This guide covers Triple Whale's Sync to Data Warehouse feature, which lets you automate data transfers into BigQuery, Snowflake, or AWS S3 at custom intervals using workflows. It includes setup instructions, architecture details, troubleshooting tips, and advanced usage guidance.
Supported Warehouses
- BigQuery: Learn how to set up BigQuery
- Snowflake: Learn how to set up Snowflake
- AWS S3: Learn how to set up AWS S3
Key Concepts
- Data Structure: Transfer data as tables based on user-defined SQL queries.
- Scheduled Syncs: Schedule syncs using custom intervals within Triple Whale workflows.
- Security and Permissions: Control data access and permissions for secure transfers.
Architecture

Data Warehouse Sync Architecture Diagram
Security Considerations
- Password Handling: For Snowflake, passwords are used directly without specialized security tokens, so you should create dedicated accounts with limited access to use for syncing data. (For BigQuery, users only need to grant write access to a specific dataset, so password security isn't a concern.)
- Data Protection: Users should create isolated datasets or tables specifically for sync operations to avoid compromising broader data access.
Data Structure and Sync Behavior
Table Creation and Schema
- Automatic Table Creation: Tables are created automatically based on the schema defined in the SQL query executed within the Triple Whale platform.
- Data Types: To ensure compatibility and future-proofing, data types are standardized.
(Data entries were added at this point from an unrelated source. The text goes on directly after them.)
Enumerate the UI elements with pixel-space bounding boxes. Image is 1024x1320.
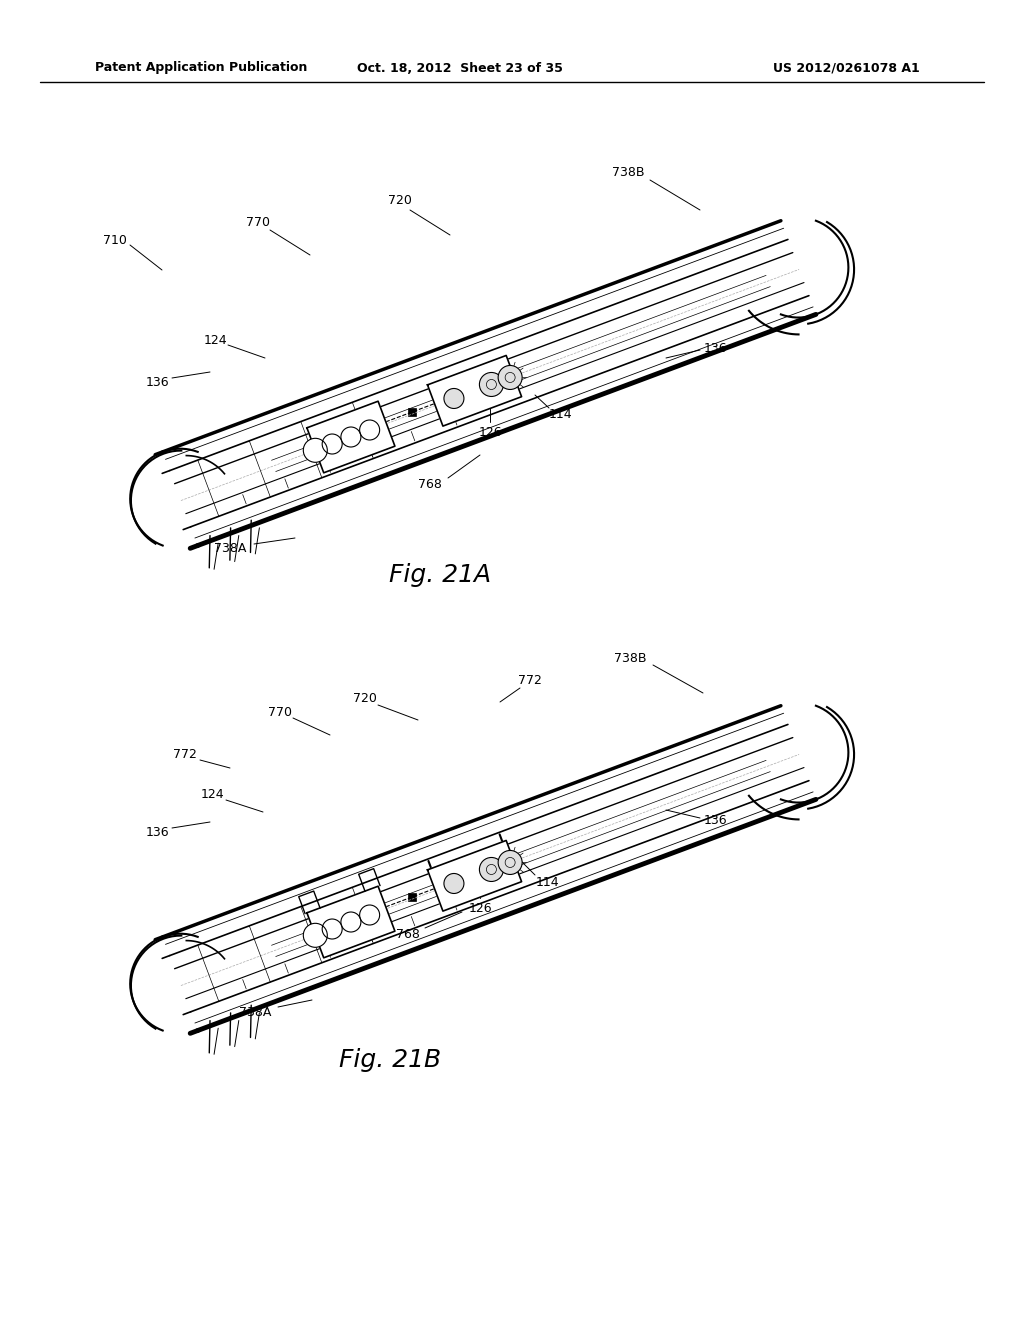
Circle shape xyxy=(303,923,328,948)
Polygon shape xyxy=(427,841,521,911)
Circle shape xyxy=(444,874,464,894)
Circle shape xyxy=(303,438,328,462)
Polygon shape xyxy=(307,401,395,473)
Text: 768: 768 xyxy=(418,479,442,491)
Polygon shape xyxy=(408,894,416,902)
Text: 772: 772 xyxy=(518,673,542,686)
Text: 772: 772 xyxy=(173,748,197,762)
Text: 768: 768 xyxy=(396,928,420,941)
Text: 136: 136 xyxy=(703,813,727,826)
Text: 770: 770 xyxy=(246,215,270,228)
Text: 738A: 738A xyxy=(239,1006,271,1019)
Circle shape xyxy=(498,366,522,389)
Circle shape xyxy=(498,850,522,874)
Circle shape xyxy=(479,372,504,396)
Text: 720: 720 xyxy=(388,194,412,206)
Text: 114: 114 xyxy=(548,408,571,421)
Text: 136: 136 xyxy=(703,342,727,355)
Text: 126: 126 xyxy=(468,902,492,915)
Polygon shape xyxy=(408,408,416,416)
Text: 770: 770 xyxy=(268,705,292,718)
Text: Oct. 18, 2012  Sheet 23 of 35: Oct. 18, 2012 Sheet 23 of 35 xyxy=(357,62,563,74)
Circle shape xyxy=(479,858,504,882)
Circle shape xyxy=(444,388,464,408)
Polygon shape xyxy=(307,886,395,958)
Text: 720: 720 xyxy=(353,692,377,705)
Text: 136: 136 xyxy=(145,825,169,838)
Text: Fig. 21A: Fig. 21A xyxy=(389,564,492,587)
Text: 738B: 738B xyxy=(613,652,646,664)
Text: Patent Application Publication: Patent Application Publication xyxy=(95,62,307,74)
Text: 136: 136 xyxy=(145,375,169,388)
Text: 124: 124 xyxy=(203,334,226,346)
Text: 710: 710 xyxy=(103,234,127,247)
Polygon shape xyxy=(427,355,521,426)
Text: US 2012/0261078 A1: US 2012/0261078 A1 xyxy=(773,62,920,74)
Text: 124: 124 xyxy=(200,788,224,801)
Text: 114: 114 xyxy=(536,875,559,888)
Text: Fig. 21B: Fig. 21B xyxy=(339,1048,441,1072)
Text: 738B: 738B xyxy=(611,166,644,180)
Text: 738A: 738A xyxy=(214,541,246,554)
Text: 126: 126 xyxy=(478,425,502,438)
For instance, Triple Whale low-cardinality columns are represented as strings for flexibility.
- Schema Adjustments: The output table schema is not editable. If a schema change is needed, a new table must be created.
Data Freshness and Historical Data
- Custom Scheduling: Users can customize how often syncs occur through Triple Whale workflows (e.g., hourly, daily).
- Appending Data: Each sync adds new data rows; existing data is not replaced. Users should manage deduplication on their end if needed.
- Historical Sync: Users can run custom SQL queries to extract historical data in batches (e.g., month-by-month) for backfilling.
Common Errors and Troubleshooting
- Connection Issues: If the setup fails, verify that the provided credentials, project ID, and dataset ID are correct. Restart the process if errors persist.
- Permission Errors: Ensure that the service account or user account has been granted the necessary permissions for writing data.
- Table Name Conflicts: Verify that the new table name is unique to prevent overwrite or duplication errors.
Best Practices
- Managing Schema Changes: If a schema change is necessary, create a new table with the updated schema.
- Performance Optimization: For optimal performance, avoid syncing overly large data sets at frequent intervals. Break down data into manageable chunks if possible.
- Testing Connections: Run a test sync with a small query to confirm that the connection works before syncing larger datasets.
- Permission Management: To maintain data security, manually restrict data access through allow-listing or by creating service accounts with user-specific permissions.
- Data Segmentation: Sync data in manageable batches to optimize performance and avoid timeouts.
FAQs
How often does the sync run?
Users can configure the sync frequency within the Triple Whale Workflow Scheduler.
Is data deduplication handled?
No, users need to implement deduplication strategies within their data warehouse.
What if schema changes are required?
Create a new table and update your workflow to use the new schema.
How secure is the data during the sync process?
Data security is maintained through user-defined permissions and encrypted connections. Users should manage data access through restricted accounts or specific data sets.
What happens if a sync fails?
While detailed client-facing error logs are not yet available, users should check connection settings and workflow configurations. If problems persist, contact Triple Whale support.
Can I include specific fields or exclude certain data?
You can customize the SQL query to control the specific data structure and content that is synced.